Sheikh Muhammad Sodiq Muhamad Yusuf is one of Central Asia's most respected Islamic scholars. He says that groups like Uzbekistan's Hizb ut-Tahrir, which advocates the creation of a region-wide Islamic state, have gained appeal because the region's post-Soviet governments have tried to resist a popular return to mainstream Islam -- possibly for fear of losing power. The governments have restricted the construction of new mosques and the publishing of religious tomes by mainstream religious leaders: "People who want to learn Islam have no possibility to do that in an easy, correct and free way. That's why Hizb ut-Tahrir and other radical groups have had a chance to spread their radical and violent ideas by illegal and secretive ways and to introduce their ideas to ordinary people as true Islam. To stop this process, Islamic education should be put on the right track [encouraged by the government and brought into the mainstream]."

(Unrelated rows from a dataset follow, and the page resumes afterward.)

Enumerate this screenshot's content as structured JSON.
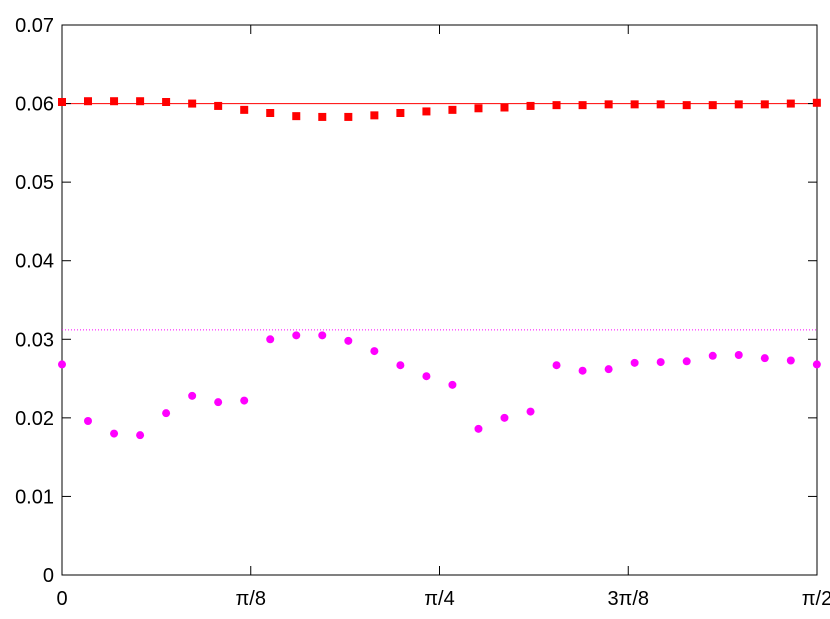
{
  "chart_data": {
    "type": "scatter",
    "title": "",
    "xlabel": "",
    "ylabel": "",
    "xlim": [
      0,
      1.5708
    ],
    "ylim": [
      0,
      0.07
    ],
    "grid": false,
    "legend": "none",
    "x_ticks": [
      {
        "value": 0,
        "label": "0"
      },
      {
        "value": 0.3927,
        "label": "π/8"
      },
      {
        "value": 0.7854,
        "label": "π/4"
      },
      {
        "value": 1.1781,
        "label": "3π/8"
      },
      {
        "value": 1.5708,
        "label": "π/2"
      }
    ],
    "y_ticks": [
      {
        "value": 0,
        "label": "0"
      },
      {
        "value": 0.01,
        "label": "0.01"
      },
      {
        "value": 0.02,
        "label": "0.02"
      },
      {
        "value": 0.03,
        "label": "0.03"
      },
      {
        "value": 0.04,
        "label": "0.04"
      },
      {
        "value": 0.05,
        "label": "0.05"
      },
      {
        "value": 0.06,
        "label": "0.06"
      },
      {
        "value": 0.07,
        "label": "0.07"
      }
    ],
    "reference_lines": [
      {
        "y": 0.06,
        "color": "#ff0000",
        "style": "solid"
      },
      {
        "y": 0.0312,
        "color": "#ff00ff",
        "style": "dotted"
      }
    ],
    "series": [
      {
        "marker": "square",
        "color": "#ff0000",
        "x": [
          0,
          0.0541,
          0.1083,
          0.1625,
          0.2166,
          0.2708,
          0.3249,
          0.3791,
          0.4332,
          0.4874,
          0.5415,
          0.5957,
          0.6499,
          0.704,
          0.7582,
          0.8123,
          0.8665,
          0.9206,
          0.9748,
          1.0289,
          1.0831,
          1.1373,
          1.1914,
          1.2456,
          1.2997,
          1.3539,
          1.408,
          1.4622,
          1.5163,
          1.5705
        ],
        "values": [
          0.0602,
          0.0603,
          0.0603,
          0.0603,
          0.0602,
          0.06,
          0.0597,
          0.0592,
          0.0588,
          0.0584,
          0.0583,
          0.0583,
          0.0585,
          0.0588,
          0.059,
          0.0592,
          0.0594,
          0.0595,
          0.0597,
          0.0598,
          0.0598,
          0.0599,
          0.0599,
          0.0599,
          0.0598,
          0.0598,
          0.0599,
          0.0599,
          0.06,
          0.0601
        ]
      },
      {
        "marker": "circle",
        "color": "#ff00ff",
        "x": [
          0,
          0.0541,
          0.1083,
          0.1625,
          0.2166,
          0.2708,
          0.3249,
          0.3791,
          0.4332,
          0.4874,
          0.5415,
          0.5957,
          0.6499,
          0.704,
          0.7582,
          0.8123,
          0.8665,
          0.9206,
          0.9748,
          1.0289,
          1.0831,
          1.1373,
          1.1914,
          1.2456,
          1.2997,
          1.3539,
          1.408,
          1.4622,
          1.5163,
          1.5705
        ],
        "values": [
          0.0268,
          0.0196,
          0.018,
          0.0178,
          0.0206,
          0.0228,
          0.022,
          0.0222,
          0.03,
          0.0305,
          0.0305,
          0.0298,
          0.0285,
          0.0267,
          0.0253,
          0.0242,
          0.0186,
          0.02,
          0.0208,
          0.0267,
          0.026,
          0.0262,
          0.027,
          0.0271,
          0.0272,
          0.0279,
          0.028,
          0.0276,
          0.0273,
          0.0268
        ]
      }
    ]
  }
}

Throughout the Muslim world, the militant fundamentalist groups have seen themselves as underdogs in a struggle which usually ends in victory for the well-armed governments they oppose. But the militants take strength from the fact that several Islamic revolutions in modern times have succeeded despite the odds. The most recent example is Iran's 1979 Islamic revolution, which swept aside the shah and established clerical rule instead. A slightly older case is Saudi Arabia, where the Saud family made common cause with the fundamentalist Wahhabi sect to take power in 1932. Both Iran and Saudi Arabia strictly apply Islamic law, making them the most fundamentalist Muslim states in the world today.

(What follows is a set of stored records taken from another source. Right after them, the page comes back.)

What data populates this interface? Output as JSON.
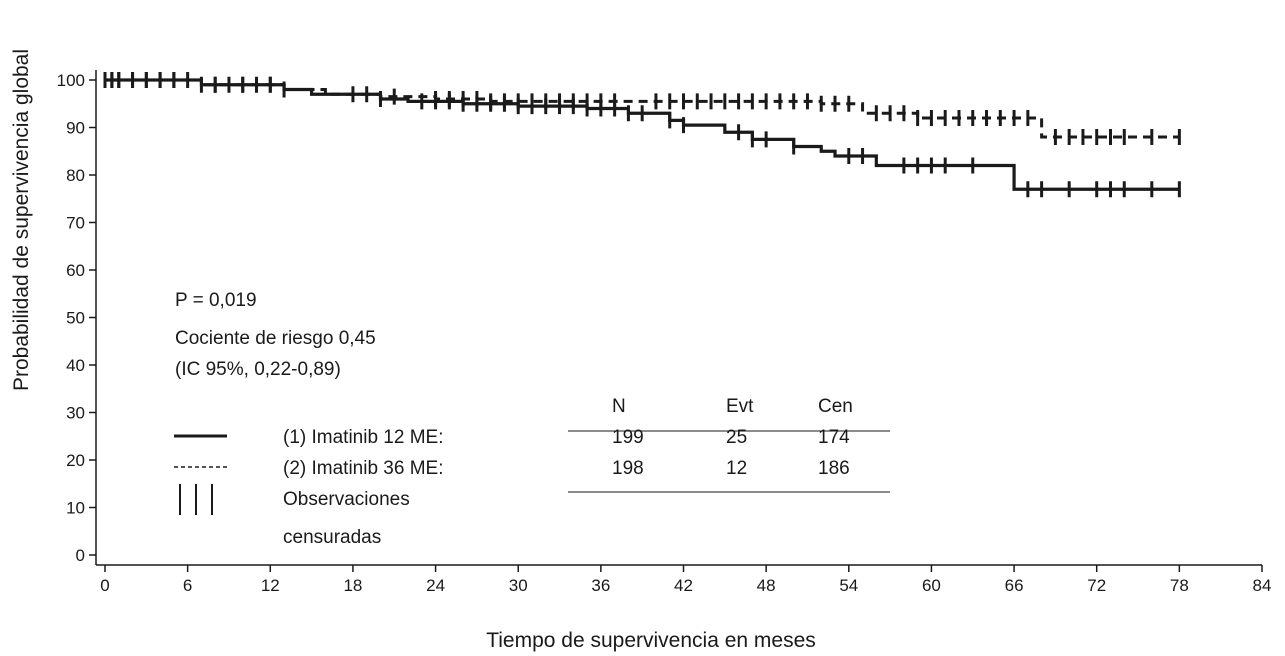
{
  "chart_data": {
    "type": "line",
    "xlabel": "Tiempo de supervivencia en meses",
    "ylabel": "Probabilidad de supervivencia global",
    "xlim": [
      0,
      84
    ],
    "ylim": [
      0,
      100
    ],
    "x_ticks": [
      0,
      6,
      12,
      18,
      24,
      30,
      36,
      42,
      48,
      54,
      60,
      66,
      72,
      78,
      84
    ],
    "y_ticks": [
      0,
      10,
      20,
      30,
      40,
      50,
      60,
      70,
      80,
      90,
      100
    ],
    "grid": false,
    "step": true,
    "series": [
      {
        "name": "(1) Imatinib 12 ME:",
        "line_style": "solid",
        "x": [
          0,
          7,
          13,
          15,
          20,
          22,
          26,
          30,
          35,
          38,
          41,
          42,
          45,
          47,
          50,
          52,
          53,
          56,
          65,
          66,
          78
        ],
        "y": [
          100,
          99,
          98,
          97,
          96,
          95.5,
          95,
          94.5,
          94,
          93,
          91.5,
          90.5,
          89,
          87.5,
          86,
          85,
          84,
          82,
          82,
          77,
          77
        ],
        "censor_x": [
          0,
          0.5,
          1,
          2,
          3,
          4,
          5,
          7,
          8,
          10,
          12,
          13,
          20,
          23,
          24,
          25,
          26,
          27,
          28,
          29,
          30,
          31,
          32,
          33,
          34,
          35,
          36,
          37,
          38,
          39,
          41,
          42,
          46,
          47,
          48,
          50,
          54,
          55,
          58,
          59,
          60,
          61,
          63,
          67,
          68,
          70,
          72,
          73,
          74,
          76,
          78
        ]
      },
      {
        "name": "(2) Imatinib 36 ME:",
        "line_style": "dashed",
        "x": [
          0,
          7,
          13,
          16,
          20,
          24,
          28,
          34,
          42,
          52,
          55,
          59,
          68,
          78
        ],
        "y": [
          100,
          99,
          98,
          97,
          96.5,
          96,
          95.5,
          95.5,
          95.5,
          95,
          93,
          92,
          88,
          88
        ],
        "censor_x": [
          0,
          0.5,
          1,
          2,
          3,
          4,
          5,
          6,
          8,
          9,
          10,
          11,
          12,
          18,
          19,
          21,
          24,
          25,
          26,
          27,
          28,
          29,
          30,
          31,
          32,
          33,
          34,
          35,
          36,
          37,
          40,
          41,
          42,
          43,
          44,
          45,
          46,
          47,
          48,
          49,
          50,
          51,
          52,
          53,
          54,
          56,
          57,
          58,
          59,
          60,
          61,
          62,
          63,
          64,
          65,
          66,
          67,
          69,
          70,
          71,
          72,
          73,
          74,
          76,
          78
        ]
      }
    ],
    "annotations": [
      "P = 0,019",
      "Cociente de riesgo 0,45",
      "(IC 95%, 0,22-0,89)"
    ],
    "legend": {
      "location": "lower-left",
      "entries": [
        "(1) Imatinib 12 ME:",
        "(2) Imatinib 36 ME:",
        "Observaciones",
        "censuradas"
      ]
    },
    "table": {
      "headers": [
        "N",
        "Evt",
        "Cen"
      ],
      "rows": [
        [
          "199",
          "25",
          "174"
        ],
        [
          "198",
          "12",
          "186"
        ]
      ]
    }
  }
}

But even when an Islamic revolution does succeed, it does not spell an end to the social debate.

Instead, in Iran today, the debate is over to what extent a modern society can successfully operate as a theocracy. Iranian reformers argue that the ruling clergy must share power with secular figures, and particularly technocrats, in order to give ordinary people more of a stake in the system and to develop the economy.

Mohammad Khatami has twice won the Iranian presidency in landslides by promising greater personal and political freedoms under clerical rule. However, the reforms have been blocked by conservative clerics, who fear that giving up too much of their political power will mean a return to a secular state. Khatami has recently pledged to ask parliament to strengthen his presidential powers so that he can better pursue the reforms that many Iranians support.

And in Saudi Arabia, the Wahhabi-backed Saud monarchy is now itself the target of newer fundamentalist groups, which accuse it of corruption and pandering to Western interests. The best known of these new groups -- which spring directly from the Wahhabis themselves -- is Saudi-born Osama bin Laden's Al-Qaeda, the same group responsible for the 11 September attacks.